Israel” can mean many different things. It can mean the Jewish people, wherever they might live. It can mean Jewish Christians and gentile Christians, in an allegorical sense. It can mean the political Nation-State currently exercising jurisdiction over Palestine, or Caanan, or whatever you want to call it. It might also refer to the Jewish people living in said land, not necessarily its government.

Of these the only one I can’t support is the political entity. God never intended for Israel to have a centralized government, let alone a secular one with the power to write arbitrary laws.
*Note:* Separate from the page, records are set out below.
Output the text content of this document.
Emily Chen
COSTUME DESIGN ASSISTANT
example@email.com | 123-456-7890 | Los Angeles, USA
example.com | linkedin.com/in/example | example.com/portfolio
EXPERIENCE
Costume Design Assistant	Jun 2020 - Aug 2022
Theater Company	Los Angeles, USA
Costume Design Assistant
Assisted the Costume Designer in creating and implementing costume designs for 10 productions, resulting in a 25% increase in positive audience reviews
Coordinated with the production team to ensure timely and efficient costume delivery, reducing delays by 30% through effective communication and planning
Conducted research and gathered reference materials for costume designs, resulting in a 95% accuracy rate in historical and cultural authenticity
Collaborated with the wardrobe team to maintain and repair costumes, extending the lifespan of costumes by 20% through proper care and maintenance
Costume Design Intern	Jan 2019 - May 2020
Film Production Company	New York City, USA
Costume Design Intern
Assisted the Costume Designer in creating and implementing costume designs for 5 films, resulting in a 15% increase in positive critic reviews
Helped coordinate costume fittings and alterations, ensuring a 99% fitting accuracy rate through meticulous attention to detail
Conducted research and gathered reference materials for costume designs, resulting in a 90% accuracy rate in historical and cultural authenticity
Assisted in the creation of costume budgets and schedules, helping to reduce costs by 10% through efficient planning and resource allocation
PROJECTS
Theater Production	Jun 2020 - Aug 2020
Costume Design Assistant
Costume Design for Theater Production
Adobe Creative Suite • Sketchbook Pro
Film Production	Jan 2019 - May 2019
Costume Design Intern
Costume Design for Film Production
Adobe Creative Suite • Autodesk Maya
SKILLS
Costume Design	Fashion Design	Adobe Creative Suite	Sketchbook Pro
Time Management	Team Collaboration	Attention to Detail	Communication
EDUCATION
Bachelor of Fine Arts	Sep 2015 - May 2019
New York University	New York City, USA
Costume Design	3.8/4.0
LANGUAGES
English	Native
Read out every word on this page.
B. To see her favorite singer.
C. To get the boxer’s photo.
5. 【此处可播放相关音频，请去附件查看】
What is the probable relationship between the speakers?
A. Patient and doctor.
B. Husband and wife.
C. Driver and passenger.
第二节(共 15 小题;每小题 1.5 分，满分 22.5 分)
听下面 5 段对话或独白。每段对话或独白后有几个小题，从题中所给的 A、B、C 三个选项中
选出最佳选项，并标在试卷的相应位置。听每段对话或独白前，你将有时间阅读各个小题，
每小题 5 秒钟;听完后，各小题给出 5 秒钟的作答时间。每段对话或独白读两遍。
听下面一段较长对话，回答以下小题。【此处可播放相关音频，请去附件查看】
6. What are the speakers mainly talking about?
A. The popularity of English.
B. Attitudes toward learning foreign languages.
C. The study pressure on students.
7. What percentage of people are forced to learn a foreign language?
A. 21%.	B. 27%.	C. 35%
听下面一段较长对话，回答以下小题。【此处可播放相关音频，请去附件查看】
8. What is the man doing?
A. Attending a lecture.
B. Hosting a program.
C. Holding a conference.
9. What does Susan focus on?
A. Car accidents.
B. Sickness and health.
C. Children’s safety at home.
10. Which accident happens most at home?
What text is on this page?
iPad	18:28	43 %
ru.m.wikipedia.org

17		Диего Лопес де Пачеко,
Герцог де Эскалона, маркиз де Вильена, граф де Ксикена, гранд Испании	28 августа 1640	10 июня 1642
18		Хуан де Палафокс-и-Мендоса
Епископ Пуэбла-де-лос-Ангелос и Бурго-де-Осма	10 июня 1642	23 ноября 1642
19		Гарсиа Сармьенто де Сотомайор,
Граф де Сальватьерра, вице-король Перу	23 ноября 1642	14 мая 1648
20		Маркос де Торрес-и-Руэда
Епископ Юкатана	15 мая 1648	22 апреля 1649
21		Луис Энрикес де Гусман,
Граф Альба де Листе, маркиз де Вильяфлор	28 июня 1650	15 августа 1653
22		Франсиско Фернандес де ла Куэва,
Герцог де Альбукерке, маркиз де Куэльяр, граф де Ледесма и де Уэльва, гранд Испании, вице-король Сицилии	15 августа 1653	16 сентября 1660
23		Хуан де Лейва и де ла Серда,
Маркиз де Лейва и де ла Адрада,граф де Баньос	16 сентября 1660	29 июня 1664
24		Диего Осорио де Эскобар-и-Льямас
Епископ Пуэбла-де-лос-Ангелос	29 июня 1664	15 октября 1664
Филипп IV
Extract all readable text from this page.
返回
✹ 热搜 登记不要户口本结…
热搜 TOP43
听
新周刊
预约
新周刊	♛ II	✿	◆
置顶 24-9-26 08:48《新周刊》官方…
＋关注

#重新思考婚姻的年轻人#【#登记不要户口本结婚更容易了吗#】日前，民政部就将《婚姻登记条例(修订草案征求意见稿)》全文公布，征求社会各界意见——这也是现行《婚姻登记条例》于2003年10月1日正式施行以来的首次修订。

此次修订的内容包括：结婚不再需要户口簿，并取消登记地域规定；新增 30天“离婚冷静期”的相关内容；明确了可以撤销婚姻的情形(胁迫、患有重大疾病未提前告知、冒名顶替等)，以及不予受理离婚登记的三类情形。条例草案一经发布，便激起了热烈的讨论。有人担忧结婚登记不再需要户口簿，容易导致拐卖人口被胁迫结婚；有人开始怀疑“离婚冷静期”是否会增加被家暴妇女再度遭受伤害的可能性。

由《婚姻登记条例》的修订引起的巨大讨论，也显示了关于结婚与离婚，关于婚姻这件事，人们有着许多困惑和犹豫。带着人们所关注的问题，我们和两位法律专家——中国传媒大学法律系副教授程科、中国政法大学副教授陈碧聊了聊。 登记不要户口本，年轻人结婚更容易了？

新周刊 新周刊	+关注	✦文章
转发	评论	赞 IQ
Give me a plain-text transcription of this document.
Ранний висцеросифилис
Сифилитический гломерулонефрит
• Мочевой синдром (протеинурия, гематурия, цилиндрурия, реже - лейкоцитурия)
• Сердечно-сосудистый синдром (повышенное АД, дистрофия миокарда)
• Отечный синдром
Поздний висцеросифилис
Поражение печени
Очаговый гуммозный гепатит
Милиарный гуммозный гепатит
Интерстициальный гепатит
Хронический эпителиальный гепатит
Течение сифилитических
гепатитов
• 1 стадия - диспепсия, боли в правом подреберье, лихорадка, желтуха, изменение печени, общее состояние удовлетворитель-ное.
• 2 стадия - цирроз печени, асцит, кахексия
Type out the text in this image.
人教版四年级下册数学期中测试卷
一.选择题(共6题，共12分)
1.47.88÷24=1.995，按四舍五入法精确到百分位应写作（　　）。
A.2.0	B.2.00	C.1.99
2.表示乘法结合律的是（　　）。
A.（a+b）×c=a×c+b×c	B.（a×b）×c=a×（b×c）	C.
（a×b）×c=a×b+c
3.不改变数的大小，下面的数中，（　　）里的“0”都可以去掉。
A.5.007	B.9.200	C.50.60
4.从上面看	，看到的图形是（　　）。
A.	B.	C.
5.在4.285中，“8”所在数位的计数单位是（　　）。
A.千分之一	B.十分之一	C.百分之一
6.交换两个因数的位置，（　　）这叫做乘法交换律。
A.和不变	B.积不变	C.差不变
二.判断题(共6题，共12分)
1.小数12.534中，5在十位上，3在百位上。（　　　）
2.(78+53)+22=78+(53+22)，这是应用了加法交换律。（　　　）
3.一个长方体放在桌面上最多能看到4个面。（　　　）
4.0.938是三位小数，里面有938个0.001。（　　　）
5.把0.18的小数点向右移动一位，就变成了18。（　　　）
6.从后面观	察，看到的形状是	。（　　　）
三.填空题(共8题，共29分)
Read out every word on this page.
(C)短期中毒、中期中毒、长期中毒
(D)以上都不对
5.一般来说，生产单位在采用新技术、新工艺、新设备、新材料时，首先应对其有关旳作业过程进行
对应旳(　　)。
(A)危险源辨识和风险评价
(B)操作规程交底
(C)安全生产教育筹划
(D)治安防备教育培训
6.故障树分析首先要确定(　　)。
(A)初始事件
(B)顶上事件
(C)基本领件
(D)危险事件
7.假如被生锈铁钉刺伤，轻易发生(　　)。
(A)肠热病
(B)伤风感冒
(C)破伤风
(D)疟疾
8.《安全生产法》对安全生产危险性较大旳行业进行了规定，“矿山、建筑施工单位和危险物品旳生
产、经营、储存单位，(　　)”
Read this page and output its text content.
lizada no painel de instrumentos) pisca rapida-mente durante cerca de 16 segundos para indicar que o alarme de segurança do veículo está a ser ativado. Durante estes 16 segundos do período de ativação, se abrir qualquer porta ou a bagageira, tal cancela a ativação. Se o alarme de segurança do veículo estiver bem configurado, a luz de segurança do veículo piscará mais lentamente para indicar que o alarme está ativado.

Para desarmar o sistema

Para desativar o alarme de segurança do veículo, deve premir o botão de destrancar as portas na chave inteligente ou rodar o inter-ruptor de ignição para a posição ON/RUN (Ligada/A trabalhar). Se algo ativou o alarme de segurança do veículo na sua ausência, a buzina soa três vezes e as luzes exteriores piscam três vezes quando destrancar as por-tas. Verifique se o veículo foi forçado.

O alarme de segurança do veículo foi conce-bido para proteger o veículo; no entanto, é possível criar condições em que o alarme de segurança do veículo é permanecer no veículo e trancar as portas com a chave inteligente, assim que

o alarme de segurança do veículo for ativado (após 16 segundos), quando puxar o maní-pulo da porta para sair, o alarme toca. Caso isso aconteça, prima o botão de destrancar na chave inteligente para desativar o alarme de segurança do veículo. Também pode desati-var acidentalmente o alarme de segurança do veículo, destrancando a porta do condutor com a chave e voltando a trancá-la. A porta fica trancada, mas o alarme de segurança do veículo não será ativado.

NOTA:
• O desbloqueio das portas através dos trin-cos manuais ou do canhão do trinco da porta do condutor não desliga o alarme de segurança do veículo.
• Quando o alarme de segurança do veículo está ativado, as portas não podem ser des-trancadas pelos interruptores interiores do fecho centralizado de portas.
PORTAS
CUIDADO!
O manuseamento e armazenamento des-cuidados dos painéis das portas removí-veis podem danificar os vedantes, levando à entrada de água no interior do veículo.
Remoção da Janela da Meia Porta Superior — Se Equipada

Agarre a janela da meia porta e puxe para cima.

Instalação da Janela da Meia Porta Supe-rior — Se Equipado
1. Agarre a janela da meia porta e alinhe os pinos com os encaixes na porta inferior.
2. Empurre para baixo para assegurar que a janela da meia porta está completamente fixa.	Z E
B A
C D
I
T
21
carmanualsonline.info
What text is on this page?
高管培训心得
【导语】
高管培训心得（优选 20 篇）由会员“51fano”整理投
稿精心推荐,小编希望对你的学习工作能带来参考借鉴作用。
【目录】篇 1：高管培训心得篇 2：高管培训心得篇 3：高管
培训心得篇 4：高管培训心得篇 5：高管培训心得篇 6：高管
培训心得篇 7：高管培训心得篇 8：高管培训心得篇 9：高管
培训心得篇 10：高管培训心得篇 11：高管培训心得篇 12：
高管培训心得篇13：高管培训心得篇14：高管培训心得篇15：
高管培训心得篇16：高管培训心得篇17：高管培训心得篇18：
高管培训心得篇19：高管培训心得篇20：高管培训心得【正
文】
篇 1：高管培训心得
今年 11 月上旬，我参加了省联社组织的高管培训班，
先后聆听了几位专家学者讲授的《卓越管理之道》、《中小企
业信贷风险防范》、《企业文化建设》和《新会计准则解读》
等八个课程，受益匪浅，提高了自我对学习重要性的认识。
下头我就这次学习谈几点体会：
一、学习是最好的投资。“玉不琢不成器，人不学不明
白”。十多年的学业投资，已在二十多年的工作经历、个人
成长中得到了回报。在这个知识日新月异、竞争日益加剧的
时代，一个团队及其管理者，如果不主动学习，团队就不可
God intended for Israel to be a loose federation of cooperating tribes, welcoming to strangers, and united under a single rule of law interpreted and enforced by judges.

If your eschatology is dependent upon a political entity utilizing force to harm innocents I have to question whether you can mesh it neatly with the non – aggression principle implicit in the Christian ethic. I don’t like to get into eschatology too much, but adoption of non – aggression led me away from statism and simultaneously away from dispensationalism, premillenialism, and Zionism. It was frustrating to me because I had to discover the common bond among these outside the Church, and many churches teach a statism alongside non – aggression and amillenialism. Indeed, Sojourner’s seems to adopt such a position.

Again, I support the right of Jews to voluntarily purchase property anywhere in the world they choose to do so. I believe it is a good idea for them to do so in Palestine. I believe there is a mystical purpose in Jews, but only believing Jews, occupying that land. But I oppose the use of force first and foremost. This is the single most important ethic, to love one’s neighbor as one self in order to demonstrate one’s love of God. Justification for breaking this code results in myriad convoluted theologies and political philosophies. It is just so difficult to give up the pagan worship of the state. The cry always goes out, “Give us a king.” Or, as Derek Webb has put it, “I want a new law!”